The Christian Post interviewed Chambers last month about the book, his views on current efforts to ban conversion therapy for gay youth, and what he hoped the Church as a whole learns from his testimony.

Alan Chambers, president of Exodus International, delivers the opening address at the 38th Annual Exodus Freedom Conference in Irvine, Calif., June 19, 2013. | (Photo: Exodus International)

Below is an edited transcript of the interview with Chambers.

CP: What was it like to write this book and basically relive a very public journey?

Chambers: It was both cathartic and painful at times, depending on the day and what we were writing. So much of what went into writing the entire book ... was a lot of pulling up good and bad memories. So it was a great process, but there were certainly hard days and there were days that felt really good.

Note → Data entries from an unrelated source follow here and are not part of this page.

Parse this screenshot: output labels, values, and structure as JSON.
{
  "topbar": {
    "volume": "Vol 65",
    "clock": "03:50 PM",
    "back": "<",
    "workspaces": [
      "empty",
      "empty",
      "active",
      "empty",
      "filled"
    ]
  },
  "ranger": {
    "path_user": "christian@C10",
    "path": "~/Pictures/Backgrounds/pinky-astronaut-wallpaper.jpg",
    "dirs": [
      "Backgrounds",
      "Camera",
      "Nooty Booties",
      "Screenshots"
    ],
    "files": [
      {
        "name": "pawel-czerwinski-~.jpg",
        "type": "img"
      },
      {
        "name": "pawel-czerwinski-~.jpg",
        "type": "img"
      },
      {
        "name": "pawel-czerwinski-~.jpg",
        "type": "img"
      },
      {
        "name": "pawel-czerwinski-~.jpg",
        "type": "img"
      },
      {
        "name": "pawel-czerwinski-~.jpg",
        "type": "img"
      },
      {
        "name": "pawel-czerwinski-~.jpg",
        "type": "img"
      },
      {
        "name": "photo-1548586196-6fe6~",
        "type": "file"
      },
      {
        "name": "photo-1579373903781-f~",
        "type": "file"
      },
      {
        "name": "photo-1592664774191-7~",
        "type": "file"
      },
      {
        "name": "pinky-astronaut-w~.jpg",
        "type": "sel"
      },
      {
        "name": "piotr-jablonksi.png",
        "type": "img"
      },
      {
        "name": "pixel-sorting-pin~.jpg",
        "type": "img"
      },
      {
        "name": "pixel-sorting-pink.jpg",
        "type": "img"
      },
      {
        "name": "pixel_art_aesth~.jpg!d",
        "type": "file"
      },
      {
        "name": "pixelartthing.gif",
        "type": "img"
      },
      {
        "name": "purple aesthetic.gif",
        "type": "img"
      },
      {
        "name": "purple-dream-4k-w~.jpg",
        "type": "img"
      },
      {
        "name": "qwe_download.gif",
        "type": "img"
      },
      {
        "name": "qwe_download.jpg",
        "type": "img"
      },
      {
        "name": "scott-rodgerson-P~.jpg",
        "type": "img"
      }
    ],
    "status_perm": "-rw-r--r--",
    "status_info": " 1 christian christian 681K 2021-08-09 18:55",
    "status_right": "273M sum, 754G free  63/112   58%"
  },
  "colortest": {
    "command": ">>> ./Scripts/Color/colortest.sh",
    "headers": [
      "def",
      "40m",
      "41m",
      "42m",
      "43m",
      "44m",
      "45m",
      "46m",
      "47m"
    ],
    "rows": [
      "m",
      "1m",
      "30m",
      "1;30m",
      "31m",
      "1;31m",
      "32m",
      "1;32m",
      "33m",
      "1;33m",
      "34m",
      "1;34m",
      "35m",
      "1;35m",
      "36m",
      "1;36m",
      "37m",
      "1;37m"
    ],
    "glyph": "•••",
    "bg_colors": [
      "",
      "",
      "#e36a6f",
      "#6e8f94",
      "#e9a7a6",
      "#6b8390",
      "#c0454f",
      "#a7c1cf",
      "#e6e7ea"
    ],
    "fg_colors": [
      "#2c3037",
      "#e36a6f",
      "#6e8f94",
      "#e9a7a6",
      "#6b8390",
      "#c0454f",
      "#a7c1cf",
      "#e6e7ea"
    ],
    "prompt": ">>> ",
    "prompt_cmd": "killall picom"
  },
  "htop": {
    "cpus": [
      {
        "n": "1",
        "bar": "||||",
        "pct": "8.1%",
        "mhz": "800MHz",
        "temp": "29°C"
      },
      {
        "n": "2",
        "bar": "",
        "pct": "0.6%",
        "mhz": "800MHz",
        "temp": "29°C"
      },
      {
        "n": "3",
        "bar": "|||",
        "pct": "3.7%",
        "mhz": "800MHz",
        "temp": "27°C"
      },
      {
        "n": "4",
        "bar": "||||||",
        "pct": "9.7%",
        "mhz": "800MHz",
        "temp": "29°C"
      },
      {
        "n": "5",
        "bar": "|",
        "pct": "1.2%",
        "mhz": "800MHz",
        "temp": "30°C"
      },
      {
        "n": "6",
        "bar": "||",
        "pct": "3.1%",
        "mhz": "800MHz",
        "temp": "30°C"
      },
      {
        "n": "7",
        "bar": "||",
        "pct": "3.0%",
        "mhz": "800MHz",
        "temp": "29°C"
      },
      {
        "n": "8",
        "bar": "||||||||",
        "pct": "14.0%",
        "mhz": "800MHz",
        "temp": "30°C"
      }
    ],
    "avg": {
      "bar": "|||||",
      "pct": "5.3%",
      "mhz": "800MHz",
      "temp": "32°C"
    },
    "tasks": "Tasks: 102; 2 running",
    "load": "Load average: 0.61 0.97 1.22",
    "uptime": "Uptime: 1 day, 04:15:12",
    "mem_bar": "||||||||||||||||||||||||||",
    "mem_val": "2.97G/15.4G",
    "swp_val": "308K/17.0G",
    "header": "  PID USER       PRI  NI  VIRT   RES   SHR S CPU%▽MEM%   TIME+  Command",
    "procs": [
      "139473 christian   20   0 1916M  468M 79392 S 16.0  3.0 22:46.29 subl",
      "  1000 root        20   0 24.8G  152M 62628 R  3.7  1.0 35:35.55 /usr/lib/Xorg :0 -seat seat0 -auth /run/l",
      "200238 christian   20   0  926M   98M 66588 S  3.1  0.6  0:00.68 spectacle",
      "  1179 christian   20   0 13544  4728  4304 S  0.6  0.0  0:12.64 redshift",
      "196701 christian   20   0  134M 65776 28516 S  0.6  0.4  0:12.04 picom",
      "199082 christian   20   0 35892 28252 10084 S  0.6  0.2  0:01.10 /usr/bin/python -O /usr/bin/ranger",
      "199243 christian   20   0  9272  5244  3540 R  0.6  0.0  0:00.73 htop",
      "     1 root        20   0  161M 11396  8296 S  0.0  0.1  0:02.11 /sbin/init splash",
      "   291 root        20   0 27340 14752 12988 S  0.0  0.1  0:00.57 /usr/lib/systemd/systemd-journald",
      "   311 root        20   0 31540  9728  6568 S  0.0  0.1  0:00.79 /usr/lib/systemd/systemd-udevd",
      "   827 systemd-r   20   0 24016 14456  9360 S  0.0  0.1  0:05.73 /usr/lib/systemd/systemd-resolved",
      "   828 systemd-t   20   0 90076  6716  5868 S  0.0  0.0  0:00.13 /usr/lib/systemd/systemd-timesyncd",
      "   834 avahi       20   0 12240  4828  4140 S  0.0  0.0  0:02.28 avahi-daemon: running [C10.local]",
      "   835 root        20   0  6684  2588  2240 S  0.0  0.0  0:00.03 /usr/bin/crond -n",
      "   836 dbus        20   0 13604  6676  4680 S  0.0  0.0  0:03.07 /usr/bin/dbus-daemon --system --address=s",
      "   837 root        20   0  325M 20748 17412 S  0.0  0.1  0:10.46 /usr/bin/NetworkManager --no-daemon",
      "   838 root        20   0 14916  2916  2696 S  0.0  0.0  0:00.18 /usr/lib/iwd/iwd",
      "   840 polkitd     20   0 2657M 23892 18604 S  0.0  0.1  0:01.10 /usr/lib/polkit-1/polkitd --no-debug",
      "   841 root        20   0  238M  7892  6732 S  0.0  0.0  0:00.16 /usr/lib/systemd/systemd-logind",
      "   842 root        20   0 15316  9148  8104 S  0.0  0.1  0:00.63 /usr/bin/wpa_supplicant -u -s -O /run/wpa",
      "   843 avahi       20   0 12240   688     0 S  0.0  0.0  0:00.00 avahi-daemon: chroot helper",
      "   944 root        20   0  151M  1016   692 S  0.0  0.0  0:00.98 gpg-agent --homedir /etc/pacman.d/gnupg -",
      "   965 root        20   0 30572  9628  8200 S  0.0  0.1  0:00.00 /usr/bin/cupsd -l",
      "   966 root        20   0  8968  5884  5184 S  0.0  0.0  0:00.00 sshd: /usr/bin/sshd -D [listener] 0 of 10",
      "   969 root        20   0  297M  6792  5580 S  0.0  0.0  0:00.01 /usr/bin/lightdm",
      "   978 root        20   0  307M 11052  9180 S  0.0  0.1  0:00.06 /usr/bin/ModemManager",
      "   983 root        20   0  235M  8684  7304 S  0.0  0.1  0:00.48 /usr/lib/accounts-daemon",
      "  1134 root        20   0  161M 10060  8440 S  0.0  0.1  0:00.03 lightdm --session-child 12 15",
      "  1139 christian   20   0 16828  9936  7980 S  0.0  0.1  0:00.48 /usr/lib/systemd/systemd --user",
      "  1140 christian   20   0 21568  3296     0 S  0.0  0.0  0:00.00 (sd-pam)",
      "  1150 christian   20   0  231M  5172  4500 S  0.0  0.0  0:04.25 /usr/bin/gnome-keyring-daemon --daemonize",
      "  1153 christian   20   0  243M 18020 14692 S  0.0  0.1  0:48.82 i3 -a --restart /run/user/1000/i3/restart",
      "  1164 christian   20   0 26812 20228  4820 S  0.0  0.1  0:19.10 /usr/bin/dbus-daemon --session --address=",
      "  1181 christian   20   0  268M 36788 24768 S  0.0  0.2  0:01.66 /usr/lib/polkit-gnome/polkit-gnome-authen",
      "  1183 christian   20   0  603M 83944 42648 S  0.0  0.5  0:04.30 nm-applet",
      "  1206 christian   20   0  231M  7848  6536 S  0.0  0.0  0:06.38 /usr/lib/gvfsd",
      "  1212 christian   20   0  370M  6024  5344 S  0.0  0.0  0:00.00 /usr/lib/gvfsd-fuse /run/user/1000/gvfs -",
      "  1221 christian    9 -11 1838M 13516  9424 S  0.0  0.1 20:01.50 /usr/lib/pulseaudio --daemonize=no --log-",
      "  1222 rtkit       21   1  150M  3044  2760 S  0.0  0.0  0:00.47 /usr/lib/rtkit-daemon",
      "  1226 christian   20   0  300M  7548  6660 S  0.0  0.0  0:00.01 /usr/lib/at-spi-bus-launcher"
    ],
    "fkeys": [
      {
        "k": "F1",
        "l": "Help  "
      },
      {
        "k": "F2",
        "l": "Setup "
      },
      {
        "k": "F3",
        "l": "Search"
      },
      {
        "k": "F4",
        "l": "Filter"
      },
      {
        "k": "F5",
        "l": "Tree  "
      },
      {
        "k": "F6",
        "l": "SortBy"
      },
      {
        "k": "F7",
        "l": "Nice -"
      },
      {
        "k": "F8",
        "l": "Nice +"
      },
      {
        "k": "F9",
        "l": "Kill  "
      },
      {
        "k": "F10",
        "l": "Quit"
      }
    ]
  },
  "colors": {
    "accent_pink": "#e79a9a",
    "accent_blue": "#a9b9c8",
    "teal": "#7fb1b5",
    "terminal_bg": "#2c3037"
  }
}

CP: In the book, I was given the impression that conversion therapy providers at ex-gay ministries were overall decent people. Was it your intention to convey it that way?

Chambers: Of course, yes. I think we all do the best we can with what we have for the most part. And the men and women who were involved in the ministry of Eleutheros, and the ministry of Exodus over the years, I think are amazing people. [They had] no mal-intent or desire for hurting anyone but really just doing the very best they could at the time with the information that they had.

CP: You wrote about the debate within Exodus International decades back on whether or not they should focus on celibacy or change, with the latter winning out. Would Exodus International have done better to focus on celibacy rather than change?

Chambers: I think if Exodus had simply chosen to be an organization that was going to show up for people, that was going to be present in the lives of the people who were making difficult decisions, if Exodus had remained a place that wasn't about promoting change or promoting marriage or saying this is the one narrative that is best, had it simply just been a place of support, comfort, and encouragement, it would have, it could have lasted. That is a model I see in a number of organizations today that I think is beneficial to LGBT people, whether they are achieving celibacy or not.

CP: In the book, you write "We saw the danger of calling people 'good' or 'whole' or 'healthy' or 'healed' in relation to their sexual narrative" and later "I'd always affirmed someone's right to live the life they wanted and never disputed someone's salvation." Do you believe though that there are some "sexual narratives" that are objectionable?

Chambers: Well, I think that the quote that you read really speaks for itself in that our holiness and our righteousness does not depend on our actions. It depends on our relationship with Christ and there are so many gay and lesbian people that I know, transgendered people, bisexual people, you name it, who have a vibrant relationship with Christ and their sexual narrative doesn't negate their righteousness or holiness. I think that that's something really important for the Church to understand — that someone's relationship with Christ isn't dependent on the things that they do or the behaviors that they're involved in.

CP: Over the past few years some states have moved to ban sexual orientation change efforts therapy for minors. What is your opinion of these efforts?

Chambers: I think when it comes to what is truly conversion or truly reparative therapy, which is a small niche effort to change someone's sexual orientation, [with some organizations] their aim in working with clients is to change orientation to eradicate a homosexual orientation. I think that's dangerous.

To promise that someone can experience a complete elimination or eradication of a sexual orientation is something that I don't believe is possible.

In all of my years at Exodus in working with people who had been subjected to reparative therapy voluntarily, I've never met one of them whose sexual orientation changed completely. It doesn't mean there aren't shifts. To promise someone, especially a minor, that there can be change I think is dangerous and should not be offered.

CP: What message do you hope the Church gets from your book?

Chambers: It's a story of the things that we did right and the things that we did wrong. It's a story of someone who couldn't have been more entrenched in the debate and the story related to what it's like to grow up in the Church and be gay. And I hope that they'll look at it, whether they are on the right side or the left side of all of this, and see the story and realize there is no one story that is the same. That we need to be far more open and inclusive and understanding and encouraging those who are on this complex journey.